I want to preprocess such an image dataset using an unsupervised wiener algorithm. But it doesn't work properly. when I run the code, it shows me a value attribute error. For convenience, my code is given below -
import cv2
import glob
from matplotlib import pyplot as plt
from skimage import io, restoration, img_as_float
import scipy.stats as st
import numpy as np
dataset = glob.glob('input/train/*.png')
directory = 'output/train/'
for img_id, img_path in enumerate(dataset):
img = img_as_float(io.imread(img_path))
def gkern(kernlen=21, nsig=2): #Returns a 2D Gaussian kernel.
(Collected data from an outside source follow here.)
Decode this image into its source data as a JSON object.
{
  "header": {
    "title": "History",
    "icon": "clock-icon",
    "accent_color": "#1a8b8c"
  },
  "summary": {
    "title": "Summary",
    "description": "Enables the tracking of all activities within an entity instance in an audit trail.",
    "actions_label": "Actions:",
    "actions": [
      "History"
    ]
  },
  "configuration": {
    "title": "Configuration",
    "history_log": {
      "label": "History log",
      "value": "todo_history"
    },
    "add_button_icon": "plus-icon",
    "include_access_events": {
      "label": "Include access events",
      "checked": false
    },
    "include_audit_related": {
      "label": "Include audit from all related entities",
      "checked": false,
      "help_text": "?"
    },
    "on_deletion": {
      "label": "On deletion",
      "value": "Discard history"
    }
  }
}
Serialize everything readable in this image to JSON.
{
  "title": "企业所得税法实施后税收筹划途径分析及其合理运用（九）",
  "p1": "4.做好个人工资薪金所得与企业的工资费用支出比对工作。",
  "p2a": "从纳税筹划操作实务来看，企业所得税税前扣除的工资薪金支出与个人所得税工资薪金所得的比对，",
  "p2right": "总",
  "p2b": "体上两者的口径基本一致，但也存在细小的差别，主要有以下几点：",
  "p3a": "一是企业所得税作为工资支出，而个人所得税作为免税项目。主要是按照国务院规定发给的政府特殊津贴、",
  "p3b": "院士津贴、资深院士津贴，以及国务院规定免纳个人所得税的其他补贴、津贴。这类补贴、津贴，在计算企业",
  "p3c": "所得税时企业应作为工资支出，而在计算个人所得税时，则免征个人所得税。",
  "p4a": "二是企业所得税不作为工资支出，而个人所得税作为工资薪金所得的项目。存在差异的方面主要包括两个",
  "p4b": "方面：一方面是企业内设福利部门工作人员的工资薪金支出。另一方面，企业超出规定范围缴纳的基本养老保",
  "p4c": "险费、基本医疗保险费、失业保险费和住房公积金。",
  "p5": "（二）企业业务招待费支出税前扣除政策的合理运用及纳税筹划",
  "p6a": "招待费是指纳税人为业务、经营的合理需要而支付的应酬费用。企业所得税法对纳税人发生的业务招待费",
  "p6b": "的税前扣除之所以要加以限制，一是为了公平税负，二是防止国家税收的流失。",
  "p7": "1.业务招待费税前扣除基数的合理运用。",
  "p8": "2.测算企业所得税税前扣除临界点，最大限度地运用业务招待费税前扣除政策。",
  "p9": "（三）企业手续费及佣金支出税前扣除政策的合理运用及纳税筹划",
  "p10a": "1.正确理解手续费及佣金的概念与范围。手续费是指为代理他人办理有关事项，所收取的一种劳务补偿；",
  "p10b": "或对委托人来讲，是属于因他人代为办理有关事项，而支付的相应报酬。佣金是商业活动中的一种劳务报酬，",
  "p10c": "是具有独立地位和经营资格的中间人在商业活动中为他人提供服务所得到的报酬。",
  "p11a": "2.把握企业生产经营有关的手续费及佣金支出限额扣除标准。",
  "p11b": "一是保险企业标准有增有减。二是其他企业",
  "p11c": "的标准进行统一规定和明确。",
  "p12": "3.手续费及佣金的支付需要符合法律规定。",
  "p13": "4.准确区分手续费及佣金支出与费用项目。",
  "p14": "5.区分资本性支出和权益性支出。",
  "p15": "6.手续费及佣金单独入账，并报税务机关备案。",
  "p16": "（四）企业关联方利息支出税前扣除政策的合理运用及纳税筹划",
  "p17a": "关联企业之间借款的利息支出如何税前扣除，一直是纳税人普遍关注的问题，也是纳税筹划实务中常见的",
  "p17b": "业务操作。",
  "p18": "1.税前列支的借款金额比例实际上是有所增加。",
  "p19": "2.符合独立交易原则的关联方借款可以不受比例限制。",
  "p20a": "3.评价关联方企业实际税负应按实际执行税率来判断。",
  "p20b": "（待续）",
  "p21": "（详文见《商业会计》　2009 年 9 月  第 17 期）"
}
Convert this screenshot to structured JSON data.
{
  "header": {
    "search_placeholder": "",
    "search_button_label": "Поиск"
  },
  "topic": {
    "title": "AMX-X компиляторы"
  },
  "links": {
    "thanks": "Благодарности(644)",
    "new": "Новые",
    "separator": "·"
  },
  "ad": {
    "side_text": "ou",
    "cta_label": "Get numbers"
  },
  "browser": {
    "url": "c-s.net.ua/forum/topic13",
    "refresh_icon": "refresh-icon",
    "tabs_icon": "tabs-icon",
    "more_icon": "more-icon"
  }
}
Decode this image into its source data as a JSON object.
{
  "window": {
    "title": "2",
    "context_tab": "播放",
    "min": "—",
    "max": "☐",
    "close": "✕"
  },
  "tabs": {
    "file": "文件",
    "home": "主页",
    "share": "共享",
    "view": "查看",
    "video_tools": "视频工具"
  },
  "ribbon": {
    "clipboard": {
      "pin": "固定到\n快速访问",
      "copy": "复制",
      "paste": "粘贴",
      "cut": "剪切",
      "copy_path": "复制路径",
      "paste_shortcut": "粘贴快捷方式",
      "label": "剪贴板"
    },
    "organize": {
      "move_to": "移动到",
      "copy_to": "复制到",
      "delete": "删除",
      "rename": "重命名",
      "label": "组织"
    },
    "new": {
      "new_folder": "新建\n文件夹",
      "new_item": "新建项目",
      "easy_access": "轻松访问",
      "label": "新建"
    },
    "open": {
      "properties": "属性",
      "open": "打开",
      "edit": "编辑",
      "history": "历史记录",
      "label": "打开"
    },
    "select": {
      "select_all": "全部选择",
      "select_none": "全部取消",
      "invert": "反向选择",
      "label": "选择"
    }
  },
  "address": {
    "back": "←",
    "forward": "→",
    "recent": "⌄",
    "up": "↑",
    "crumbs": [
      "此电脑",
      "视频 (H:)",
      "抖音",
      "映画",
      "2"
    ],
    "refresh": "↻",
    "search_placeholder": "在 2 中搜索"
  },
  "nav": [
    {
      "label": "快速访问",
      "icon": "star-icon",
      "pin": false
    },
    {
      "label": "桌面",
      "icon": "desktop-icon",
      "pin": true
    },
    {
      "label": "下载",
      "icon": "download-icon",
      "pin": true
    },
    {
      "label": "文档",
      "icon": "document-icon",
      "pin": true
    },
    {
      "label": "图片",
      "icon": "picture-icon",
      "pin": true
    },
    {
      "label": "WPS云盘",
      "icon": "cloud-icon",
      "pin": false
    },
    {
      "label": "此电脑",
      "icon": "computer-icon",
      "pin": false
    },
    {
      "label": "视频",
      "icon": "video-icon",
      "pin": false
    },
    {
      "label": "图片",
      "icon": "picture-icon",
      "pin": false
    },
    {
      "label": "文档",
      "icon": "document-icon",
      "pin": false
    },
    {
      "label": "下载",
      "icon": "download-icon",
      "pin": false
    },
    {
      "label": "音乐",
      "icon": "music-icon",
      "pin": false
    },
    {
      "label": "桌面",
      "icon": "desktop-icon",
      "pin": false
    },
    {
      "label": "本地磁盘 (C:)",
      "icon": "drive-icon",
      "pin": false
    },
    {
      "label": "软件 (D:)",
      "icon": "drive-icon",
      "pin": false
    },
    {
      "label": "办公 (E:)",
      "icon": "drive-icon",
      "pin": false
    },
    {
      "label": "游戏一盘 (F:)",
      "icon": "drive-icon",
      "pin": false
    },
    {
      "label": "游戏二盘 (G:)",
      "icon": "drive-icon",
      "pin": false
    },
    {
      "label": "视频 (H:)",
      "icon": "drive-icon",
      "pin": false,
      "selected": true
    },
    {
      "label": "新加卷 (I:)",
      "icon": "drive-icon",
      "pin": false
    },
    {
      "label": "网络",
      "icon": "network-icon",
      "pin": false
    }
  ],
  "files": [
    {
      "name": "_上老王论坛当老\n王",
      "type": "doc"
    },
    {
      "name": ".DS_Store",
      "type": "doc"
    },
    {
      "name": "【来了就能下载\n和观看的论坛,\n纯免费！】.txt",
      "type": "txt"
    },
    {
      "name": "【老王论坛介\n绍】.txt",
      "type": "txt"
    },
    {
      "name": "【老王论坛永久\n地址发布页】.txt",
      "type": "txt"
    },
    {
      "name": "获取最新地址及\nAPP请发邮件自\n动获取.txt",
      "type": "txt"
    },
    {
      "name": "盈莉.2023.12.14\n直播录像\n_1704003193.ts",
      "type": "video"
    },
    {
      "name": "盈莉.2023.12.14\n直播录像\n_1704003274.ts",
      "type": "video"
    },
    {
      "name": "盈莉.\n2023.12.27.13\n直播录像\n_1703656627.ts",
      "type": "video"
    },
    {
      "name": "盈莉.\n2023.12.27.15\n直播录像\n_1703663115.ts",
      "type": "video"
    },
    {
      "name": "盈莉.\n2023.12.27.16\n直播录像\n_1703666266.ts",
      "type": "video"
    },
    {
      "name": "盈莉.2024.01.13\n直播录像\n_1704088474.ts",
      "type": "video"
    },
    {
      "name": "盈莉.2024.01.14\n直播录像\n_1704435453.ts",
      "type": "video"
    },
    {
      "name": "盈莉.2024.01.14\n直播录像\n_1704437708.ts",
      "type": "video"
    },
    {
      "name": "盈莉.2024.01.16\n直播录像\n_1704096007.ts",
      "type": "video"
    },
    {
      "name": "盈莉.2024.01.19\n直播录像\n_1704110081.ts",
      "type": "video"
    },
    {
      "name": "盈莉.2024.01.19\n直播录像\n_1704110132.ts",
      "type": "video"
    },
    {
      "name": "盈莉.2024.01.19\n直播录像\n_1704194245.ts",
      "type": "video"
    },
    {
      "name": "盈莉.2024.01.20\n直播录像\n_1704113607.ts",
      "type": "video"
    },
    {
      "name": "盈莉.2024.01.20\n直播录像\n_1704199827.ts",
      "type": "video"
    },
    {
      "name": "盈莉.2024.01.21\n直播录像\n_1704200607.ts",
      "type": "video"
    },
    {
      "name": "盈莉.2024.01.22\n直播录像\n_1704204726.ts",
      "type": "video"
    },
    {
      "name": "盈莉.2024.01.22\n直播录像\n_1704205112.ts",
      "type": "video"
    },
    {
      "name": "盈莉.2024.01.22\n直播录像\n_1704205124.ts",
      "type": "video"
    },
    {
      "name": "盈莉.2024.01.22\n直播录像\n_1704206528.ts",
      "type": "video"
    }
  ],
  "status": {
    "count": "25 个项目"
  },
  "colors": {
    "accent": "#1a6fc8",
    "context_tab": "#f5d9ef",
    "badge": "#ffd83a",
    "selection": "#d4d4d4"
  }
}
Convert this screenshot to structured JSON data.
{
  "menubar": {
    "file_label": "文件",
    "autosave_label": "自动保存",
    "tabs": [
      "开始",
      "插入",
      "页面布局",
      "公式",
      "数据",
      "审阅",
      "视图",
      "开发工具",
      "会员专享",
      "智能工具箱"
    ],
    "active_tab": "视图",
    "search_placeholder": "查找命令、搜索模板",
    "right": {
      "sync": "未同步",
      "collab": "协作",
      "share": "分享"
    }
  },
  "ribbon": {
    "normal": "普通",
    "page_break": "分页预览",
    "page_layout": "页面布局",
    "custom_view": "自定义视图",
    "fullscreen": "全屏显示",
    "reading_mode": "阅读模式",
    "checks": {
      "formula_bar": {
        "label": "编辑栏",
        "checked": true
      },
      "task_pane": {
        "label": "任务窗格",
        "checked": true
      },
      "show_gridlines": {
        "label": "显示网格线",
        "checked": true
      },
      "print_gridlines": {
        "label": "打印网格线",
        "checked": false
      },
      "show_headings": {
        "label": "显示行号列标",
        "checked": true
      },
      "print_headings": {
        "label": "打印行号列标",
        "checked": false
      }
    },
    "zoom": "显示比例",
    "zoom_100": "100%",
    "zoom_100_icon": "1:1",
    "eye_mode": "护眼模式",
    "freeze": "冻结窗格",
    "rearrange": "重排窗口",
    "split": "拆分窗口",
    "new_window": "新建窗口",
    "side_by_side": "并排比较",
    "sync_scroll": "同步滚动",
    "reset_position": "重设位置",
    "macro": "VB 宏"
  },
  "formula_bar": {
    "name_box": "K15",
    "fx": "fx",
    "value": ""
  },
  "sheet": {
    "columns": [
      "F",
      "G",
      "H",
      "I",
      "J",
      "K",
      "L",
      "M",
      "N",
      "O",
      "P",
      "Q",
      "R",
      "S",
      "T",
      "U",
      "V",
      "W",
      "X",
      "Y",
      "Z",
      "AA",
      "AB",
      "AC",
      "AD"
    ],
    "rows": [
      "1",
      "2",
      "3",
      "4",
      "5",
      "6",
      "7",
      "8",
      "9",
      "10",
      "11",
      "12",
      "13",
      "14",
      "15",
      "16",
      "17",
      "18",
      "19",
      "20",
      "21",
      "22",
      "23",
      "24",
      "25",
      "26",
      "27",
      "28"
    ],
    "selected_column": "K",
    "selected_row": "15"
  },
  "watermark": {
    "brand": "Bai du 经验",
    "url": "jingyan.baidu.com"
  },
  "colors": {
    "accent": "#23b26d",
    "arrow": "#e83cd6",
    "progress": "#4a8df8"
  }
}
lim = kernlen//2 + (kernlen % 2)/2
x = np.linspace(-lim, lim, kernlen+1)
kern1d = np.diff(st.norm.cdf(x))
kern2d = np.outer(kern1d, kern1d)
return kern2d/kern2d.sum()
psf = gkern(5,3) #Kernel length and sigma
deconvolved, _ = restoration.unsupervised_wiener(img, psf)
cl2 = cv2.resize(deconvolved, (512,512), interpolation = cv2.INTER_CUBIC)
plt.imsave(f"output/unsupervised_{img_id}.png", cl2, cmap='gray')
I am getting the error :
File "C:\Users\Junaed\.spyder-py3\unsupervised_wiener.py", line 33, in <module>
deconvolved, _ = restoration.unsupervised_wiener(img, psf)
ValueError: could not broadcast input array from shape (5,5) into shape (5,5,4)
How could I fix this issue, Can someone help me here?